She doesn’t.
“If I let you do this,” she says softly, “you stop trying to turn my life into a parade?”
“I stop nothing that keeps you breathing,” I say. “But yes. I won’t make a scene. I’ll make a wall.”
Dr. Conte is already in the hall by the time I open the door.
Small woman.
Steady hands.
Eyes that see through excuses.
She takes one look at Elisa and holds out a gown.
“Come on,” she says. “We’re going to take a picture and make the men shut up.”
I stay in the chair by the door while they work.
Machines hum.
Gel smells like lemon.
A heartbeat flickers through the speaker, quick and sure.

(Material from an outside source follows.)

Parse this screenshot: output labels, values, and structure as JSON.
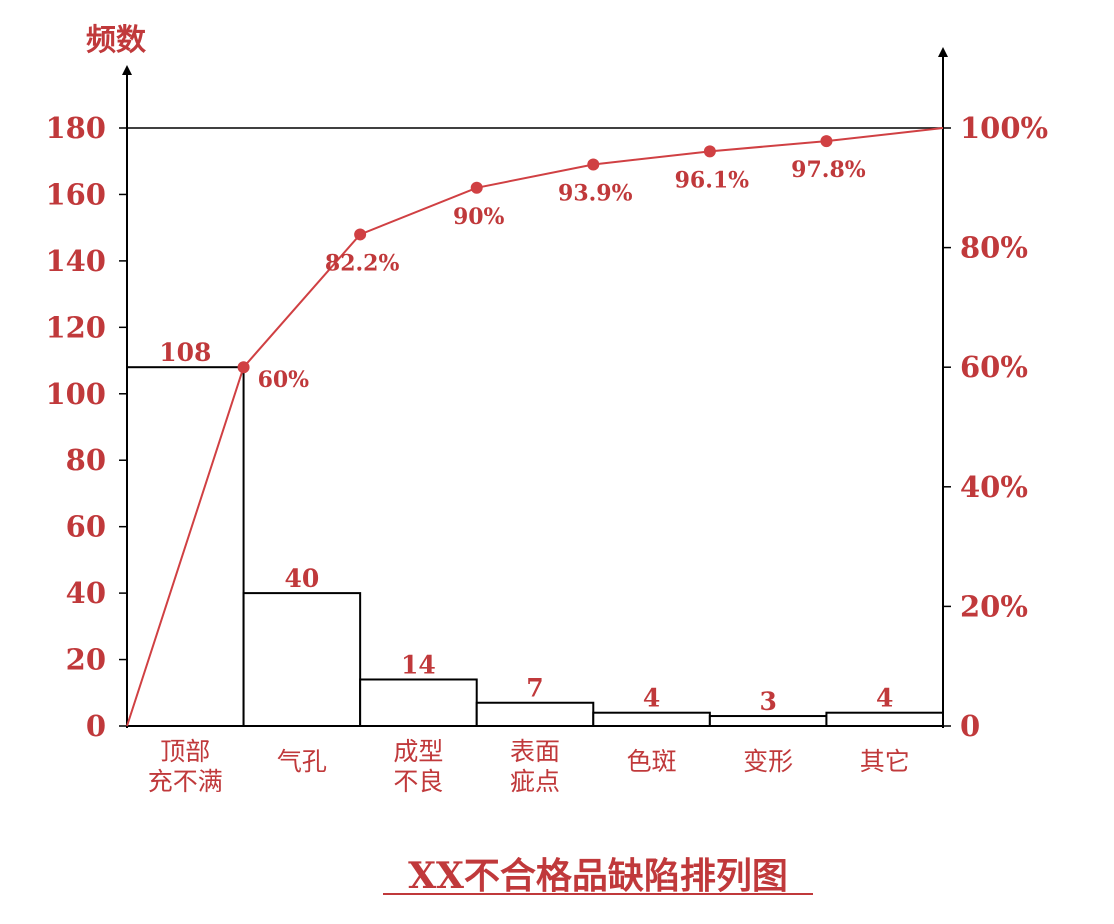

It punches the inside of my ribs.
I don’t say a word. Elisa doesn’t either.
Dr. Conte angles the screen toward Elisa and away from me like a quiet boundary and then, when she’s ready, she turns it toward me too.
“Everything looks the way it should,” she says. “No bleeds. No flags. Your blood pressure is a little high, but I could have told you that when I saw his face.”
Elisa laughs for real at that. It breaks something tight in me.
I stand and thank the doctor in a way people in this building understand.
She takes the thanks and the envelope and tells me to stop hovering by the hinge like a cartoon bodyguard.
Alvarez calls while Elisa is tying her hair back.
“You have a gift for timing,” he says. “Security brought me a dumb kid with peppermint on his breath and a knife he bought with cash. Says he was trying to snatch his kid sister from a bad boyfriend. Says you’re the boyfriend. Says a lot.”
“Does he have a name?” I ask.
“Today he’s ‘Don’t Remember.’ Yesterday he was probably ‘Cash Upfront.’” Alvarez lowers his voice. “Plate on the SUV you shookthis morning comes back to a funeral home on Staten Island that’s been closed for a decade. Your fan club’s learning new tricks.”
“I want his phone,” I say. “And I want ten minutes with him before you move him. He’s not made for a room with you. He’ll crack on the wrong thing.”
“Can’t do the ten minutes,” Alvarez says. “But I can step out for coffee and forget my recorder is on. Two minutes. In the sub office. Keep it clean.”
“Always,” I say and hang up.
Elisa hears enough to catch the shape.
“You’re going to go scare a kid,” she says.
“I’m going to go make sure the next one stays away,” I say. “Rafe will sit outside this door. Tino will watch the other hall. You lock this from the inside and you don’t open it for anyone who doesn’t say my name.”